4. Strengthen Health Care Provider Engagement:
– Develop training programs for healthcare providers on family planning counseling and services.
– Conduct pre- and post-training assessments to evaluate changes in knowledge, skills, and attitudes of healthcare providers.
– Monitor the number of healthcare provider visits to women in the community, especially those who have not accessed family planning services in the past year.
– Assess changes in healthcare provider-client interactions and client satisfaction through surveys and interviews.

5. Enhance Monitoring and Evaluation:
– Establish a monitoring and evaluation system to track the progress of interventions.

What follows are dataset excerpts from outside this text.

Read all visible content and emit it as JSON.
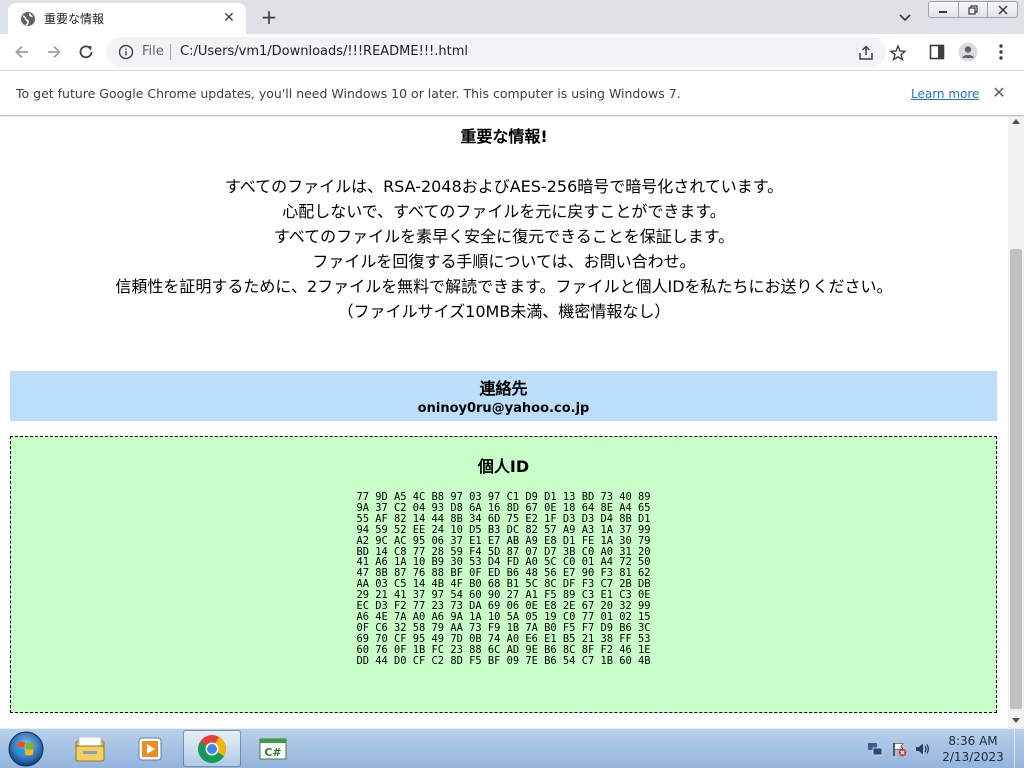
{
  "browser": {
    "tab": {
      "title": "重要な情報",
      "favicon": "globe-icon",
      "close_icon": "close-icon"
    },
    "new_tab_icon": "plus-icon",
    "tab_search_icon": "chevron-down-icon",
    "window_controls": [
      "minimize-icon",
      "restore-icon",
      "close-icon"
    ],
    "toolbar": {
      "back_icon": "back-arrow-icon",
      "forward_icon": "forward-arrow-icon",
      "reload_icon": "reload-icon",
      "site_info_icon": "info-icon",
      "file_chip": "File",
      "url": "C:/Users/vm1/Downloads/!!!README!!!.html",
      "share_icon": "share-icon",
      "bookmark_icon": "star-icon",
      "side_panel_icon": "side-panel-icon",
      "profile_icon": "profile-icon",
      "menu_icon": "kebab-menu-icon"
    },
    "infobar": {
      "message": "To get future Google Chrome updates, you'll need Windows 10 or later. This computer is using Windows 7.",
      "link": "Learn more",
      "close_icon": "close-icon"
    }
  },
  "page": {
    "heading": "重要な情報!",
    "lines": [
      "すべてのファイルは、RSA-2048およびAES-256暗号で暗号化されています。",
      "心配しないで、すべてのファイルを元に戻すことができます。",
      "すべてのファイルを素早く安全に復元できることを保証します。",
      "ファイルを回復する手順については、お問い合わせ。",
      "信頼性を証明するために、2ファイルを無料で解読できます。ファイルと個人IDを私たちにお送りください。",
      "（ファイルサイズ10MB未満、機密情報なし）"
    ],
    "contact": {
      "title": "連絡先",
      "email": "oninoy0ru@yahoo.co.jp"
    },
    "personal_id": {
      "title": "個人ID",
      "hex_lines": [
        "77 9D A5 4C B8 97 03 97 C1 D9 D1 13 BD 73 40 89",
        "9A 37 C2 04 93 D8 6A 16 8D 67 0E 18 64 8E A4 65",
        "55 AF 82 14 44 8B 34 6D 75 E2 1F D3 D3 D4 8B D1",
        "94 59 52 EE 24 10 D5 B3 DC 82 57 A9 A3 1A 37 99",
        "A2 9C AC 95 06 37 E1 E7 AB A9 E8 D1 FE 1A 30 79",
        "BD 14 C8 77 28 59 F4 5D 87 07 D7 3B C0 A0 31 20",
        "41 A6 1A 10 B9 30 53 D4 FD A0 5C C0 01 A4 72 50",
        "47 8B 87 76 88 BF 0F ED B6 48 56 E7 90 F3 81 62",
        "AA 03 C5 14 4B 4F B0 68 B1 5C 8C DF F3 C7 2B DB",
        "29 21 41 37 97 54 60 90 27 A1 F5 89 C3 E1 C3 0E",
        "EC D3 F2 77 23 73 DA 69 06 0E E8 2E 67 20 32 99",
        "A6 4E 7A A0 A6 9A 1A 10 5A 05 19 C0 77 01 02 15",
        "0F C6 32 58 79 AA 73 F9 1B 7A B0 F5 F7 D9 B6 3C",
        "69 70 CF 95 49 7D 0B 74 A0 E6 E1 B5 21 38 FF 53",
        "60 76 0F 1B FC 23 88 6C AD 9E B6 8C 8F F2 46 1E",
        "DD 44 D0 CF C2 8D F5 BF 09 7E B6 54 C7 1B 60 4B"
      ]
    }
  },
  "taskbar": {
    "start_icon": "windows-start-icon",
    "apps": [
      {
        "name": "explorer-icon",
        "state": "pinned"
      },
      {
        "name": "media-player-icon",
        "state": "pinned"
      },
      {
        "name": "chrome-icon",
        "state": "active"
      },
      {
        "name": "csharp-app-icon",
        "state": "pinned"
      }
    ],
    "tray_icons": [
      "network-icon",
      "action-center-flag-icon",
      "volume-icon"
    ],
    "clock": {
      "time": "8:36 AM",
      "date": "2/13/2023"
    }
  },
  "colors": {
    "contact_bg": "#bbdefb",
    "id_bg": "#c8ffc8",
    "link": "#1a73e8",
    "tabstrip": "#dee1e6"
  }
}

– Collect data on key indicators such as contraceptive prevalence rate, unmet need for family planning, and demand satisfied for family planning.
– Analyze data regularly to identify trends, gaps, and areas for improvement.
– Conduct periodic surveys to assess the impact of interventions on access to maternal health services.

By implementing this methodology, it will be possible to simulate the impact of the main recommendations on improving access to maternal health in Bishoftu town, Eastern Ethiopia. The data collected through surveys, interviews, and facility records will provide valuable insights into the effectiveness of the interventions and guide future strategies for improving access to maternal health services.